経済面では、「デリスキング」や供給網の再編が進み、かつての無条件な経済統合の時代は終わりつつある。トヨタやソニーなど日本の主要企業は中国市場への依存度を下げる動きを加速させており、経済界が政府に「関係修復を」と迫る圧力は以前ほど強くない。
安全保障面では、軍事力の非対称性が拡大し続けている。米国は日本により大きな安全保障上の役割分担を求め、東京はそれに応じる形で防衛費の増額と戦略的自律性の強化を進めている。
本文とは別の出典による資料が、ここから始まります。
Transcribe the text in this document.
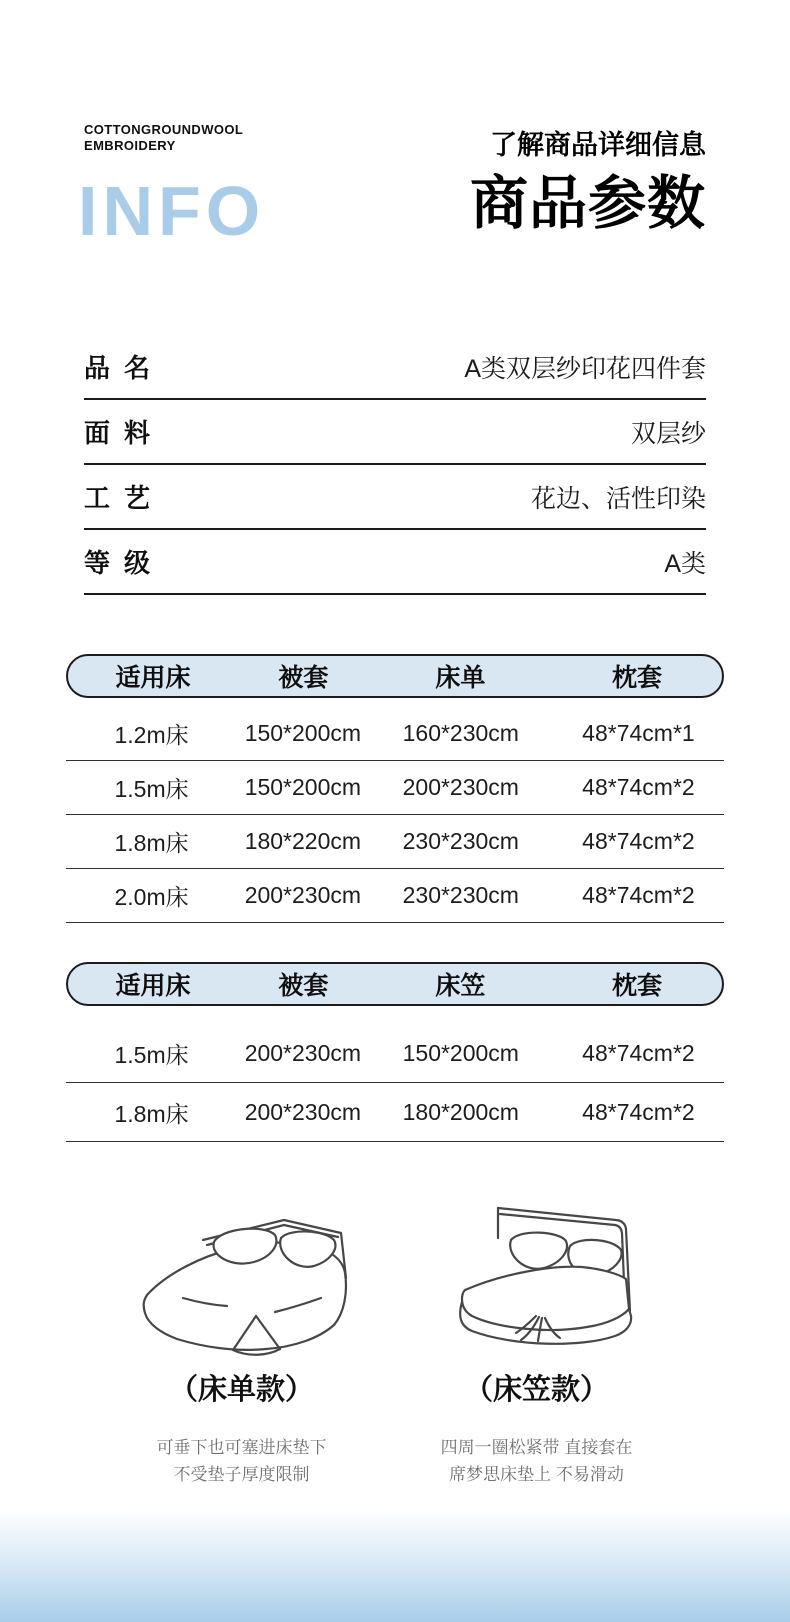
COTTONGROUNDWOOL
EMBROIDERY
INFO
了解商品详细信息
商品参数
品 名	A类双层纱印花四件套
面 料	双层纱
工 艺	花边、活性印染
等 级	A类
适用床	被套	床单	枕套
1.2m床	150*200cm	160*230cm	48*74cm*1
1.5m床	150*200cm	200*230cm	48*74cm*2
1.8m床	180*220cm	230*230cm	48*74cm*2
2.0m床	200*230cm	230*230cm	48*74cm*2
适用床	被套	床笠	枕套
1.5m床	200*230cm	150*200cm	48*74cm*2
1.8m床	200*230cm	180*200cm	48*74cm*2
（床单款）
可垂下也可塞进床垫下
不受垫子厚度限制
（床笠款）
四周一圈松紧带 直接套在
席梦思床垫上 不易滑动
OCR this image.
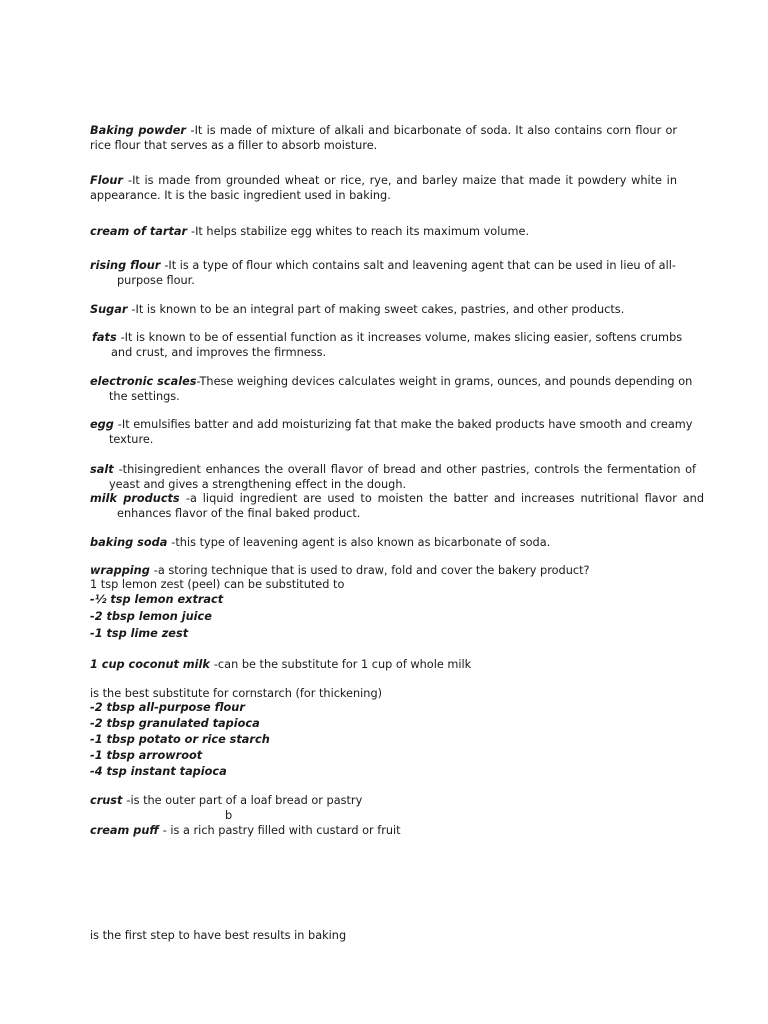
Baking powder -It is made of mixture of alkali and bicarbonate of soda. It also contains corn flour or rice flour that serves as a filler to absorb moisture.

Flour -It is made from grounded wheat or rice, rye, and barley maize that made it powdery white in appearance. It is the basic ingredient used in baking.

cream of tartar -It helps stabilize egg whites to reach its maximum volume.

rising flour -It is a type of flour which contains salt and leavening agent that can be used in lieu of all-purpose flour.

Sugar -It is known to be an integral part of making sweet cakes, pastries, and other products.

fats -It is known to be of essential function as it increases volume, makes slicing easier, softens crumbs and crust, and improves the firmness.

electronic scales-These weighing devices calculates weight in grams, ounces, and pounds depending on the settings.

egg -It emulsifies batter and add moisturizing fat that make the baked products have smooth and creamy texture.

salt -thisingredient enhances the overall flavor of bread and other pastries, controls the fermentation of yeast and gives a strengthening effect in the dough.

milk products -a liquid ingredient are used to moisten the batter and increases nutritional flavor and enhances flavor of the final baked product.

baking soda -this type of leavening agent is also known as bicarbonate of soda.

wrapping -a storing technique that is used to draw, fold and cover the bakery product?

1 tsp lemon zest (peel) can be substituted to

-½ tsp lemon extract

-2 tbsp lemon juice

-1 tsp lime zest

1 cup coconut milk -can be the substitute for 1 cup of whole milk

is the best substitute for cornstarch (for thickening)

-2 tbsp all-purpose flour

-2 tbsp granulated tapioca

-1 tbsp potato or rice starch

-1 tbsp arrowroot

-4 tsp instant tapioca

crust -is the outer part of a loaf bread or pastry

b

cream puff - is a rich pastry filled with custard or fruit

is the first step to have best results in baking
国内政治面でも、両国でナショナリズムが高まり、指導者たちの外交的な「手の縛られ方」が増している。高市首相は保守的な支持基盤に対して強い姿勢を示す必要があり、中国共産党は経済的な停滞が続く中、「民族的復興」という物語で国内の求心力を維持しようとしている。
それでも「全面衝突」は遠い理由
だからといって、この危機が軍事的衝突へと発展すると断言するのは早計だろう。
北京にとって、日本との武力紛争は経済的な大規模デカップリングを招き、米軍の直接介入を引き起こすリスクを伴う。それは現在の中国指導部が望む未来像と根本的に相容れない。だとすれば、「大使館侵入を軍国主義の復活と呼ぶ」「日本産水産物を禁輸する」といった行動は、武力行使への前段階ではなく、国内ナショナリズムへの政治的応答として読み解くべきだ。
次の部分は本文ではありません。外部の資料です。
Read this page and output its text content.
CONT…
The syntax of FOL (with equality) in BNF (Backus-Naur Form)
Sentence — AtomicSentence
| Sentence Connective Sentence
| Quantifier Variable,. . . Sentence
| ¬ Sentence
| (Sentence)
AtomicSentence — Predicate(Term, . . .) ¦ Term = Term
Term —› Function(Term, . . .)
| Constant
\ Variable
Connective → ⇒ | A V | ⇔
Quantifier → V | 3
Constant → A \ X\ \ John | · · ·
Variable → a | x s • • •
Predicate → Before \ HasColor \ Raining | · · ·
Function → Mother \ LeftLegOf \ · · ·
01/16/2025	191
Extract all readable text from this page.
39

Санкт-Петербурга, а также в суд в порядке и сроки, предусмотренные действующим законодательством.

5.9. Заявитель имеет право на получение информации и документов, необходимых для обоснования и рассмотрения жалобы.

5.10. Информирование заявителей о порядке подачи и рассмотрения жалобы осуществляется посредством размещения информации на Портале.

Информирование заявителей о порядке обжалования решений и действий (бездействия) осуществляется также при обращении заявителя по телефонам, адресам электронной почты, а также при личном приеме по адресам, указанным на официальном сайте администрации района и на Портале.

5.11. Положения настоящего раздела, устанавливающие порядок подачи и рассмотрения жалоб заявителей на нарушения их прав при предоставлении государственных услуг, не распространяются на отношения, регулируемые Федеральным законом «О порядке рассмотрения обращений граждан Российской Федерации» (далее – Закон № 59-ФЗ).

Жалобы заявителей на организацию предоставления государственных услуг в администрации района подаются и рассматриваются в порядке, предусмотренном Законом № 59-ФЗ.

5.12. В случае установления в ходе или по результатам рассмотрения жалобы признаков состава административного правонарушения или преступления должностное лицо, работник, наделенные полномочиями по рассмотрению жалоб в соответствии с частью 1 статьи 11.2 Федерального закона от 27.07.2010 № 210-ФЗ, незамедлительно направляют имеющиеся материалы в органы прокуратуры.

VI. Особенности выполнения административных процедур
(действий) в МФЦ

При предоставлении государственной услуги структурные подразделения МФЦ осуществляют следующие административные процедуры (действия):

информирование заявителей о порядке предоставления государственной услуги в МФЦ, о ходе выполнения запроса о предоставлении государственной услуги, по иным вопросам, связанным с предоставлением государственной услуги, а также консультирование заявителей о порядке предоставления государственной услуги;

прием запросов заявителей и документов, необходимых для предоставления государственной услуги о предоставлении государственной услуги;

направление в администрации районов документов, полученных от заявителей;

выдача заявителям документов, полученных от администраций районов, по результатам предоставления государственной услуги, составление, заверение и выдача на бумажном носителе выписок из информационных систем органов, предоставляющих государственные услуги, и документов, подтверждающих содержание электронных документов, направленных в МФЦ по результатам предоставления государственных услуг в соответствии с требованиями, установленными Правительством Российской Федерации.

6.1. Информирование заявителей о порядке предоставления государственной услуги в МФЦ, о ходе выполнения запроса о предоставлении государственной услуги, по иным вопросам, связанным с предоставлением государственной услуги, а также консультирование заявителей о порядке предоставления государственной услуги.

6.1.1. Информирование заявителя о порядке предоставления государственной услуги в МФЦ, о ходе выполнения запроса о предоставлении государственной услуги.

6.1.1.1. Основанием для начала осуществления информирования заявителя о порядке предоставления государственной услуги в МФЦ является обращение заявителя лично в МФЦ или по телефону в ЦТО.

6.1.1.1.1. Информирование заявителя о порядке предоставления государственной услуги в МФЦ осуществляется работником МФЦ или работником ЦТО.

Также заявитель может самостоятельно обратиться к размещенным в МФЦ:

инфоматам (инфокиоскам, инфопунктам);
東京側も同様だ。外交青書の「格下げ」表現は、対中挑発ではなく、新たな地政学的現実を踏まえた戦略的ポジションの再構築——北京への抑止シグナルを含む——と理解するほうが実態に近い。ケイ・コガとサオリ・カタダが著書『Japan's Grand Strategy』で論じるように、日本は単に外圧に反応しているのではなく、能動的に自国の戦略的立ち位置を再設計しているのだ。
日本の世論も、中国への警戒感を強めながらも、「熱い戦争」への深い忌避感を持ち続けている。企業セクターもまた、デリスキングを進めながらも、中国市場との完全な切断には耐えられない現実がある。